1つが「海外展開」。現在はヨーロッパやアメリカ、アジア諸国にサービス展開を構想し、数年以内に本格的なスタートを切ろうとしている。海外駐在に必要なメンバーも増えるだろう。2つ目は「新規事業」への挑戦。インフォマートでは、企業間における商流データを多く保有しており、それを如何に世の中のために活用していくか。そのひとつとして、フィンテック(金融サービスとIT技術などを結び付けたサービス)での活用を目指している。3つ目は、BtoBプラットフォームを電気やガス、水道のような「世の中のインフラ」にすることだ。

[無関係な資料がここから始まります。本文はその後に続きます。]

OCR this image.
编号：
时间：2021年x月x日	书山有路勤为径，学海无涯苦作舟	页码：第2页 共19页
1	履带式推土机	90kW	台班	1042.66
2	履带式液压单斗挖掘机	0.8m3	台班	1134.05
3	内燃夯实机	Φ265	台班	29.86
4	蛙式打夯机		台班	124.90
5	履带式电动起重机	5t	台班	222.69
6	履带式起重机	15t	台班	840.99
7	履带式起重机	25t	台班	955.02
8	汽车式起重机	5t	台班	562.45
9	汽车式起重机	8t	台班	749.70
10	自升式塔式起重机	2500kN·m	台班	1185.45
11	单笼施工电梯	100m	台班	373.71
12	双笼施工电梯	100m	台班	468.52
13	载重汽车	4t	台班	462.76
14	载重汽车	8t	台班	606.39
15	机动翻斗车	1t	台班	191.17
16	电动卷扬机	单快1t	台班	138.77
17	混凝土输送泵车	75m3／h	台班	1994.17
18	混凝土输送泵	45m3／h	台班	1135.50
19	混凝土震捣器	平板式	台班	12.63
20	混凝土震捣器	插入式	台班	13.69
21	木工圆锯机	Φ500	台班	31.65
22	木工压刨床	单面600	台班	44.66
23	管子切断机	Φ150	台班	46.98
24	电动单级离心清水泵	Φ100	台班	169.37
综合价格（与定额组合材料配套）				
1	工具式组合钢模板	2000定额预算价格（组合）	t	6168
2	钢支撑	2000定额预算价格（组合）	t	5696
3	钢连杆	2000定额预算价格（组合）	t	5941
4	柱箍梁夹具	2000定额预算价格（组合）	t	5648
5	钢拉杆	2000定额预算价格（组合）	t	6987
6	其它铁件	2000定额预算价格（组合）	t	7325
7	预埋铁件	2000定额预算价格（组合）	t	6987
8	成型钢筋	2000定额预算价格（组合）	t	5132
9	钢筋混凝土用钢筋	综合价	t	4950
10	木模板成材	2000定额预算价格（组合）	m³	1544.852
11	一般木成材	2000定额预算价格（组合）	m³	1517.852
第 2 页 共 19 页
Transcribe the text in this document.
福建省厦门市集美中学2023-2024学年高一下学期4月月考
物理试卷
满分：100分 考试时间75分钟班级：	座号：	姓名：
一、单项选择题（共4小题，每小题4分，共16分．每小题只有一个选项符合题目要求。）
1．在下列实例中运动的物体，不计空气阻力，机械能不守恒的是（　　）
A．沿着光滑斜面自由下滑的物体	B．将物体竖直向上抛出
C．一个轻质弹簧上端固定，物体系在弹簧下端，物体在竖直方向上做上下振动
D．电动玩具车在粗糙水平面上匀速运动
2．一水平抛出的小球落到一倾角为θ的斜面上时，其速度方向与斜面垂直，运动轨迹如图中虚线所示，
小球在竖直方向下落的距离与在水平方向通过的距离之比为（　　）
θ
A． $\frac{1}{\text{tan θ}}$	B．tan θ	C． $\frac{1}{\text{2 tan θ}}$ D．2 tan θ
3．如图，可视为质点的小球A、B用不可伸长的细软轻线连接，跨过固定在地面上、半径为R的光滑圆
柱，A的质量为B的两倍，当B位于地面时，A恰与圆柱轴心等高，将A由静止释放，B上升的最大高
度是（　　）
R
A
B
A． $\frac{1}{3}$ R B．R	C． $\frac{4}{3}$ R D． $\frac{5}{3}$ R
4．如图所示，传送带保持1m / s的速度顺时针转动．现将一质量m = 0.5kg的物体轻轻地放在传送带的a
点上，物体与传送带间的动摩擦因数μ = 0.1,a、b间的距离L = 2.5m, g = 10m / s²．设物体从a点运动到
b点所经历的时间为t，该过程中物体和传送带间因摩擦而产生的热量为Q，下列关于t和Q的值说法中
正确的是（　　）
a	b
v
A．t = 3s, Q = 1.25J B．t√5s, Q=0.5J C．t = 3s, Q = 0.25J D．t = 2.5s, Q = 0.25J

「今後5年間のうちに、ほとんどのお客様がインフォマートを使ってくださる状態を目指しています。そもそも、今ではなくてはならない電車の路線だって、昔はなくて当たり前でした。しかし、それが町同士をつなげてみんなを幸せにするために造られ、今では立派なインフラになっています。それと同じことを僕らはしようとしている。離れた企業同士がすべてネットでつながったとき、体験したことのない幸せを実感していただけるでしょう。そのとき、日本全国のお客様から『インフォマートのおかげで幸せになったよ、ありがとう』なんて言われたら、こんなにうれしいことはありません。いずれインフォマートが世の中でなくてはならないものになる。そんな世界を実現していきたいですね」



リスナーの目線

「感動の三要件」として、困難、本気、達成を教えてくださった中島常務取締役。「商行為は紙資料でのやり取りが当たり前」という『困難』を乗り越え、ユーザーに新たな価値を提供するために、全社一丸となって『本気』でサービスを提供されています。同社のサービスは現在40万社に利用され、「山のてっぺんが微かに見えてきた」と感じているとおっしゃいます。その山に登り切ったとき、社員全員で言葉にならない「感動」を感じられる会社になると思いました。

インタビュー、編集/流石香織、西野愛菜

撮影/田中振一

Profile

1988年に三和銀行(現三菱UFJ銀行)に入行。システム部、北米(現法)駐在、国内支店にて法人新規営業、本部にて新規事業開発などを歴任。2010年、インフォマートに転職。三和銀行員時代の豊富な経験を活かし、2015年に「BtoBプラットフォーム 請求書」を立ち上げ、4年間で30万ユーザーを超える事業にまで育て上げた。現在は経営企画、新規事業開発(Fintech)、海外事業展開、戦略人事、営業統括を担当している。